Q. How much does our population increase during the summer months?
If Henderson County were Nags Head, we could simply count the people as they drove over the bridge. Not so easy. I first posed your question to our county planning folks but they came up dry. Next stop was the Postal Service but they don't track seasonal mail stops. Our tourism office keeps visitor lodging data but those numbers spike on weekends and I needed to capture a broader and sustained summer population group.
So absent any official data on seasonal population I took it upon myself to gather my own. I needed to convert available statistics into people using what I call "measurables" – items that would gauge population change but would be least affected by age, economic status, personal preference, or geography. The five I chose were water consumption, solid waste, EMS calls, ABC store sales and a commodity — paper towel sales. Since retail sales data is highly proprietary, I was grateful to get help from one local retailer. For my spring vs. summer model I grouped February, March and April and compared them to June, July and August. My data went back three years. I was now armed with numbers; I just wasn't sure how to use them.
Throwing out all accepted mathematical practices, I employed my own guerrilla statistics (the term "voodoo" was already taken). I factored the percentage increase from each of the five groups based upon their respective relevance (decided by me). Solid waste was given the highest value and EMS calls the lowest with the others falling in between. We host 36,000 summer campers who leave a much smaller footprint, so I added a separate factor for them and tacked that on at the end. So good readers, (drum roll please) I have estimated that the population in Henderson County increases by 21.6% during the summer months. Applying this to the official 2012 population of 108,266, the county swells by a net 23,385 people.
Now you might think the number would have been higher, but the seasonal population door swings both ways.
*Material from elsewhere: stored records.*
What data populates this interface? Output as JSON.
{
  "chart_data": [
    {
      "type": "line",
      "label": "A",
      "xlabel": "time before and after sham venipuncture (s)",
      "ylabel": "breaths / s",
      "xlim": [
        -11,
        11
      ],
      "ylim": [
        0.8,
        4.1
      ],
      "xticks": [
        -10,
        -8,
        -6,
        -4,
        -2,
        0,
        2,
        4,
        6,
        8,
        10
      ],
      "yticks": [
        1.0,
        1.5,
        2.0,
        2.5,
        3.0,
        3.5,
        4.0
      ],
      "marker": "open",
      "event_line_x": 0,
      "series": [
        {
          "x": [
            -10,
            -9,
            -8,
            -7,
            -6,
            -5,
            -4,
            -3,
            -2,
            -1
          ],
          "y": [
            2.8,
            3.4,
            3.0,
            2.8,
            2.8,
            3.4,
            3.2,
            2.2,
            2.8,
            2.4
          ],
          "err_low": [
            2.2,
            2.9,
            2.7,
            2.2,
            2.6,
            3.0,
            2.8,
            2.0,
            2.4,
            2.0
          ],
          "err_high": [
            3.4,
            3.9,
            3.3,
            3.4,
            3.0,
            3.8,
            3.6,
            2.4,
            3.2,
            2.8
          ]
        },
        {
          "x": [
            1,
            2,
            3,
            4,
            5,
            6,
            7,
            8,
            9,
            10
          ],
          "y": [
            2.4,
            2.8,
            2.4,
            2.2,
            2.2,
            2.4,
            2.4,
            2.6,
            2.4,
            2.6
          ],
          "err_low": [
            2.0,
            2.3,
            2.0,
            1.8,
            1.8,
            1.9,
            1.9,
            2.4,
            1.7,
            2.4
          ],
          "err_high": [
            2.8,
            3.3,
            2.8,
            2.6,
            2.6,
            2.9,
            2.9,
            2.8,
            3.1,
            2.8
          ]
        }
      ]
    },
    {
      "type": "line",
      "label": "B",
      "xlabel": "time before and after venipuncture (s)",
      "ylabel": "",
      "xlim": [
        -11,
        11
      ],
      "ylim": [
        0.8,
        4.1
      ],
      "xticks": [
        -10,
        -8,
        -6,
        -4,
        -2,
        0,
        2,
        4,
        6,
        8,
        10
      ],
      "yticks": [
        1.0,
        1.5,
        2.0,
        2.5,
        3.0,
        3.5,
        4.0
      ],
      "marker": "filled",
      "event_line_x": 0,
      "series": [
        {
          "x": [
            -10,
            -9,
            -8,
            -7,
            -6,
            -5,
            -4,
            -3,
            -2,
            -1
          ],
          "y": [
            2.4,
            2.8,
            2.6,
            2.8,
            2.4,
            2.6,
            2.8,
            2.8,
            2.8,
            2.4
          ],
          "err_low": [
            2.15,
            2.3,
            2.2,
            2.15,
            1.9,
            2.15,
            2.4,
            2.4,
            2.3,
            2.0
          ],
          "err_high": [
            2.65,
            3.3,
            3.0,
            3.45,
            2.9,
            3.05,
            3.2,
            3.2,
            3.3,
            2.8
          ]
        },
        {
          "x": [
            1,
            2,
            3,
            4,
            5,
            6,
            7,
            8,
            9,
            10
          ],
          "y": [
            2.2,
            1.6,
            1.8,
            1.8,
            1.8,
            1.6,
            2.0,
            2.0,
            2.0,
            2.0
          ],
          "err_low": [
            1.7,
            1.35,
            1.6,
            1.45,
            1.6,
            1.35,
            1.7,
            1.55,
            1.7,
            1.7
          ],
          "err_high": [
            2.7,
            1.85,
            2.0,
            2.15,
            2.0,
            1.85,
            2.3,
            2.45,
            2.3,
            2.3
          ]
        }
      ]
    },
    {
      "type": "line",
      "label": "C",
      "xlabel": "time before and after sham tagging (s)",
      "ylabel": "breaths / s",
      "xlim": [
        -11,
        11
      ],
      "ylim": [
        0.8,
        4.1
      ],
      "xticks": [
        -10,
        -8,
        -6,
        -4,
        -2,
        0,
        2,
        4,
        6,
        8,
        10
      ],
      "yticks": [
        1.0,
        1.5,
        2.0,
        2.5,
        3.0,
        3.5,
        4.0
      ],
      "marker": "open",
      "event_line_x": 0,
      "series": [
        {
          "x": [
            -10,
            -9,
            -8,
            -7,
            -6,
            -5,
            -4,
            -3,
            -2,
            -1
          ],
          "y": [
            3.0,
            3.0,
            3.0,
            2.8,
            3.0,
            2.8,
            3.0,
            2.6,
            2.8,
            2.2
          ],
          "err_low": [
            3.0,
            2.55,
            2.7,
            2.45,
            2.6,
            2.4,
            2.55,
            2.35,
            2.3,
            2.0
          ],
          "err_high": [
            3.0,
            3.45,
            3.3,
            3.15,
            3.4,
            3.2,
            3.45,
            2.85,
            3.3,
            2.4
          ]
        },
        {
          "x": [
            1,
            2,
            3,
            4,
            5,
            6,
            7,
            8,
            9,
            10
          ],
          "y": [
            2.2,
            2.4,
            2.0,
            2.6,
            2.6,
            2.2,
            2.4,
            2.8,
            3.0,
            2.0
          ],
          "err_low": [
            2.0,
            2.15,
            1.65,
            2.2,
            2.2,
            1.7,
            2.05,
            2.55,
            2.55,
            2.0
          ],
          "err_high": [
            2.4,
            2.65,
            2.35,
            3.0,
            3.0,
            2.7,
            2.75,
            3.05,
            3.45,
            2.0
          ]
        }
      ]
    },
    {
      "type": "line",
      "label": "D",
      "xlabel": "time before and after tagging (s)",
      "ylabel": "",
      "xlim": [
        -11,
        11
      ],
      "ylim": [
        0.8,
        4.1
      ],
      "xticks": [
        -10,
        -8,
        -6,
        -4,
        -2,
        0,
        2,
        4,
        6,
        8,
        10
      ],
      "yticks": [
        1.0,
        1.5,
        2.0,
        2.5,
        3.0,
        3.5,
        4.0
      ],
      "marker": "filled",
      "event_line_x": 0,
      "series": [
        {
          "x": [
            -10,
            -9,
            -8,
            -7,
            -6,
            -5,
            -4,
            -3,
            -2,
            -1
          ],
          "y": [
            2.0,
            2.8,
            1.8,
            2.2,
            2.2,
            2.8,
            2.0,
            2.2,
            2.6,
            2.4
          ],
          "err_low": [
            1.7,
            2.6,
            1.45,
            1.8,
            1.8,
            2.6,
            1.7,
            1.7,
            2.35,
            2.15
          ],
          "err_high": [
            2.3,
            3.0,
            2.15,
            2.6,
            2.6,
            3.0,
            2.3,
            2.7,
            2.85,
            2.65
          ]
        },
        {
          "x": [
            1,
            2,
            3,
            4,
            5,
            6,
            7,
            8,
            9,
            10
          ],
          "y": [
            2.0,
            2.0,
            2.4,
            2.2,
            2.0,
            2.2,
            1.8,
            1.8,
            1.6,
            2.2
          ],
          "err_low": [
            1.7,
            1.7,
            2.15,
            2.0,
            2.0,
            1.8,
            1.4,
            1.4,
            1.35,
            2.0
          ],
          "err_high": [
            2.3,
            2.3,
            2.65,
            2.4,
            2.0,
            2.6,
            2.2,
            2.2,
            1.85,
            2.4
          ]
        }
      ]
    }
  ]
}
Our incoming summer visitors are partially offset by our own folks heading to Paris or Myrtle Beach and using someone else's water! Sure, converting trash, water, and booze into people is probably bad science, but if you've got a better model, let's hear it.
Q. Is Hendersonville ready for its own Groundhog Day event? Chimney Rock has one.
And Charlotte has its Queen Charlotte, Raleigh has Sir Walter Wally (say that with a straight face) and Asheville has Nibbles, who calls the WNC Nature Center home. Those events are usually affiliated with some sort of zoo which we have none. BRCC once hosted a nature center about a dozen years ago. Its director, "Nature Joe" Duckett, couldn't find permanent funding and the center closed. Joe moved on to Montana but is now back in the nature business in Eureka, Calif. Hey, you gotta go where the critters are.